Saskatchewan Premier Brad Wall says he and his cabinet ministers are taking a wage freeze to help address revenue challenges brought about by slumping oil prices.

Wall says the wage freeze also applies to senior government officials and other non-unionized executives, such as Crown corporation and health region employees.

He says the move is for one year and is expected to save $15 million.

Wall is also asking the board that governs the salaries of legislature members to implement a freeze.

"We're going to direct our members of the board of internal economy ... to move a motion waiving the MLA increase that would happen this year otherwise," Wall said Friday.

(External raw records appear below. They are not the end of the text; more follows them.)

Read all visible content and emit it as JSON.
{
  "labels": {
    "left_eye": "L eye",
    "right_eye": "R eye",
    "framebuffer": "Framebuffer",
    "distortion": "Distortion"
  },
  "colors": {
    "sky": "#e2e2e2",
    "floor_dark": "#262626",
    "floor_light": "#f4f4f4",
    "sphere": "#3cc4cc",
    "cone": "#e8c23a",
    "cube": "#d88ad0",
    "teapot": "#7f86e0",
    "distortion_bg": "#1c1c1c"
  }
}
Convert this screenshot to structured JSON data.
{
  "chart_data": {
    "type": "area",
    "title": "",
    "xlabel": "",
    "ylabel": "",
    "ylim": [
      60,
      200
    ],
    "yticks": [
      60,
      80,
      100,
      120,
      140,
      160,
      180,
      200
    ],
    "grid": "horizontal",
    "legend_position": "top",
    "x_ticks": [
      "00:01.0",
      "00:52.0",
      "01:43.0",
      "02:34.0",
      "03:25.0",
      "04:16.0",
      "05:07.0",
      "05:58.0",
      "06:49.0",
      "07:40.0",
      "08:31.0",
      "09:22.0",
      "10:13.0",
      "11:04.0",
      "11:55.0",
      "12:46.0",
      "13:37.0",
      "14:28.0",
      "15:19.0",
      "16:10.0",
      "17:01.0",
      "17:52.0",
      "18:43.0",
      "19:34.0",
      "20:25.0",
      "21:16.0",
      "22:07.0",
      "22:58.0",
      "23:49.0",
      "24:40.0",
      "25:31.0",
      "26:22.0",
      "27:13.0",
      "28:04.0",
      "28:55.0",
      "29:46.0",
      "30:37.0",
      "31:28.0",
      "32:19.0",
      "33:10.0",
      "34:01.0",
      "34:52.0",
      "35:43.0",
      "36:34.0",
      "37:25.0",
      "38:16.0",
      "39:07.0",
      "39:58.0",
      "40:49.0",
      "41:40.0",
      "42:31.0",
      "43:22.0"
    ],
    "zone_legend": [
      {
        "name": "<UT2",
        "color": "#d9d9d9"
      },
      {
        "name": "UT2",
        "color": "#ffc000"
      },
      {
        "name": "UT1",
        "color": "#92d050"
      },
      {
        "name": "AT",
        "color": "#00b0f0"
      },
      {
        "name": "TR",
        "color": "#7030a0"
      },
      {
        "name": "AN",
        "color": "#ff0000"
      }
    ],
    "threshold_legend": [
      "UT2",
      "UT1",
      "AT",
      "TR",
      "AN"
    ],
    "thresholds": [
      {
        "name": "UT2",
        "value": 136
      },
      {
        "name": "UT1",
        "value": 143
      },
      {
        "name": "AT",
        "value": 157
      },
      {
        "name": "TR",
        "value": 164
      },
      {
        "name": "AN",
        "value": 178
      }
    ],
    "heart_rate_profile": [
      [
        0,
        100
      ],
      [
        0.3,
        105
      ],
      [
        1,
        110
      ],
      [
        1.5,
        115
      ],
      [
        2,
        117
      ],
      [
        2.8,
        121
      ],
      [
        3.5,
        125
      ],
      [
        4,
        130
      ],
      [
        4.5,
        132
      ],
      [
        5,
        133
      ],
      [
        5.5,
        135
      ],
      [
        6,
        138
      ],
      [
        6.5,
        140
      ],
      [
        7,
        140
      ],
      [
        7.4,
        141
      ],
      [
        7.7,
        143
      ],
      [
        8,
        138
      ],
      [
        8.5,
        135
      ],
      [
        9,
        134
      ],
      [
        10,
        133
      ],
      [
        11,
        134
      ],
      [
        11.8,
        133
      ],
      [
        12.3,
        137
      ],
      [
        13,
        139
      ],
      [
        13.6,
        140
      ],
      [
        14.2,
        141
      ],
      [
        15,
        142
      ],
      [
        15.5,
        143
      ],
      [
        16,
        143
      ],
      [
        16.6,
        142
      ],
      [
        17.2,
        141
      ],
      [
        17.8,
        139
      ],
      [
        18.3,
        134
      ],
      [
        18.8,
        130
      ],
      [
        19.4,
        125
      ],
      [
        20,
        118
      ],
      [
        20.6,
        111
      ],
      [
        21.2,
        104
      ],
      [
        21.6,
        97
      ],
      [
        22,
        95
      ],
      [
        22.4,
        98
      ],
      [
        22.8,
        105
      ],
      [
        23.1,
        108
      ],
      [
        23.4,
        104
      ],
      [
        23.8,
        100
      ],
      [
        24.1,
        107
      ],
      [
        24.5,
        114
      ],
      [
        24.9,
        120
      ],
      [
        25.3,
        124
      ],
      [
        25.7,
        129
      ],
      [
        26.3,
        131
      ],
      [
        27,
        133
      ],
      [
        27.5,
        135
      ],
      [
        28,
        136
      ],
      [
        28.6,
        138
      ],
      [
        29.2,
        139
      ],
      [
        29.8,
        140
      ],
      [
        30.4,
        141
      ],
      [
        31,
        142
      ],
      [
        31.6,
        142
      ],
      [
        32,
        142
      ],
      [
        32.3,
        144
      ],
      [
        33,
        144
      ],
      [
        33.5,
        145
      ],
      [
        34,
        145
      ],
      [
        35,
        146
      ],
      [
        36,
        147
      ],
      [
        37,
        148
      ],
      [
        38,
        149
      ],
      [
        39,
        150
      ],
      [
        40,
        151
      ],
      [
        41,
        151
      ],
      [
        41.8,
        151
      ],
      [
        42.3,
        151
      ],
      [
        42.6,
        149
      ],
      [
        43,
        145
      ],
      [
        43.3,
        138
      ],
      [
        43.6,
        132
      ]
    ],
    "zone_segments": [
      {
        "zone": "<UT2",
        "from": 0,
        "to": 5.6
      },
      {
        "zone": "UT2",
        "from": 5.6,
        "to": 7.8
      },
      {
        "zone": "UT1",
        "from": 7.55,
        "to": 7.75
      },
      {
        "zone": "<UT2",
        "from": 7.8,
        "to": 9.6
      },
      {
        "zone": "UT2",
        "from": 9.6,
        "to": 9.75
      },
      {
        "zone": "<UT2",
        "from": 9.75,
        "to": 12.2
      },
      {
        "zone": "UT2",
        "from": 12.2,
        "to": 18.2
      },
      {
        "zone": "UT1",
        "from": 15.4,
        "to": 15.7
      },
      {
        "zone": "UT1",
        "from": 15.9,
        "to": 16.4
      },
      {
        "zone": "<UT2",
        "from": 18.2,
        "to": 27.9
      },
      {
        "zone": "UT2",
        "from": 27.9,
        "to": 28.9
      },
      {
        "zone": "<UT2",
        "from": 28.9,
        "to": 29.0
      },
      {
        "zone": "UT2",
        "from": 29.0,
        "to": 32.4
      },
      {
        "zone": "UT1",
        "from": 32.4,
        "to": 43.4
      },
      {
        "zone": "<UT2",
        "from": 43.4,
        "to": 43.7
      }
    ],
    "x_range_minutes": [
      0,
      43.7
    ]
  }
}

That 2.4 per cent increase, tied to inflation, is set for April.

The government will also be writing to school divisions and post-secondary institutions to ask that they apply a freeze, Wall said.

"We need to lead by example," he said.

"We have a period of time, because of oil revenue, where we're going to all need to make some tough decisions."

Wall said earlier this week that low world oil prices mean Saskatchewan will face a budget shortfall of between $600 million and $800 million this year.

He told delegates to the Saskatchewan Urban Municipalities Association annual meeting that the shortfall amounts to about seven per cent of the province's revenue.

He said that means there are likely to be spending cuts, because the government wants to keep taxes low and not run a deficit.

In its last budget update in November, the province was projecting a $70.9-million surplus for 2014-15.

Wall stressed that soft oil markets haven't hurt Saskatchewan's economy nearly as much as neighbouring Alberta. He noted that Saskatchewan is benefiting from a strengthening potash market, good performance from the agriculture sector and increased exports because of the lower value of the Canadian dollar.

Alberta Premier Jim Prentice, his cabinet ministers and members of the legislature are taking a five per cent pay cut as the province deals with billions of dollars in lost oil revenue.

The price of oil had slipped into the US$40s a barrel, but has rallied somewhat recently and was back over US$50 a barrel on Friday.